Tuesday, February 21, 2012

Cronenberg's Disappointing Adaptation


            For all its cinematographic appeal, ranging from the eerily beautiful motorway landscape to the unique choice of cars for each character, David Cronenberg’s adaptation of Crash failed to emulate my favorite part of J.G. Ballard’s novel, the inner conflict and mental processes that the main character, and narrator, James Ballard has. At many points while watching the film, I felt as if there was a vital element keeping all the aspects of the story together. For example, during the scene when James meets Helen Remington at the police junkyard, the movie failed to evoke the thoughts that James projects on Helen and assumes are her actual motives.

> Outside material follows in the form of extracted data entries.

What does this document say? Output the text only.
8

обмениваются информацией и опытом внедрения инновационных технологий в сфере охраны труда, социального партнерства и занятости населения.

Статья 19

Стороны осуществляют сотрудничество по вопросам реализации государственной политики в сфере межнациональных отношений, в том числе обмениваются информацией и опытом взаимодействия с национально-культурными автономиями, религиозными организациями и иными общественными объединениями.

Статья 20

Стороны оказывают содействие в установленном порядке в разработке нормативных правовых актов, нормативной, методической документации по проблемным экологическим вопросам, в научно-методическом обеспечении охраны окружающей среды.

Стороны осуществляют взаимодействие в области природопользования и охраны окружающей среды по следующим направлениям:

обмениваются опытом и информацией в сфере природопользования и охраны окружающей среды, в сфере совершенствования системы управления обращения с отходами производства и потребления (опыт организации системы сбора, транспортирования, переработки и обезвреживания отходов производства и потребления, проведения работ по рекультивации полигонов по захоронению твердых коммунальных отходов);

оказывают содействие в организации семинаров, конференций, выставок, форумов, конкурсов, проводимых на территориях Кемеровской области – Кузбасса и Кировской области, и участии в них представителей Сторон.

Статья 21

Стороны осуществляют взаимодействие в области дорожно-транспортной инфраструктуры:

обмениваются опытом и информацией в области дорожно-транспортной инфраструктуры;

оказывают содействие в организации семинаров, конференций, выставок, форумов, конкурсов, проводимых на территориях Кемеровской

The thought that she had undergone a rebirth through her accident with Vaughan and her husband, revealing a new sexuality, born from the fusion of her and James’ automobiles colliding with her husband dead on James’ bonnet, is one that cannot be perceived by the audience members who had not read the novel. I believe that the movie cannot be truly understand without having read the novel first, which is, in the end, a major shortcoming of the film. Although the film does evoke the sentiment that the characters live in a small, yet large, world dominated by technology and that a new form of sexuality, the union of machine and man, is arising, the film fails to portray the most vital element of the novel, the thought processes and analysis that only the novel’s narrator, James Ballard, has. In the end, I’d say that the film was a superficial adaptation of the novel, translating the aura of this strange world very nicely. However, the vital interpretations of this world seen through the eyes of James, in detail description of events with lesser importance and the excruciatingly descriptive crash fantasies, are completely missing.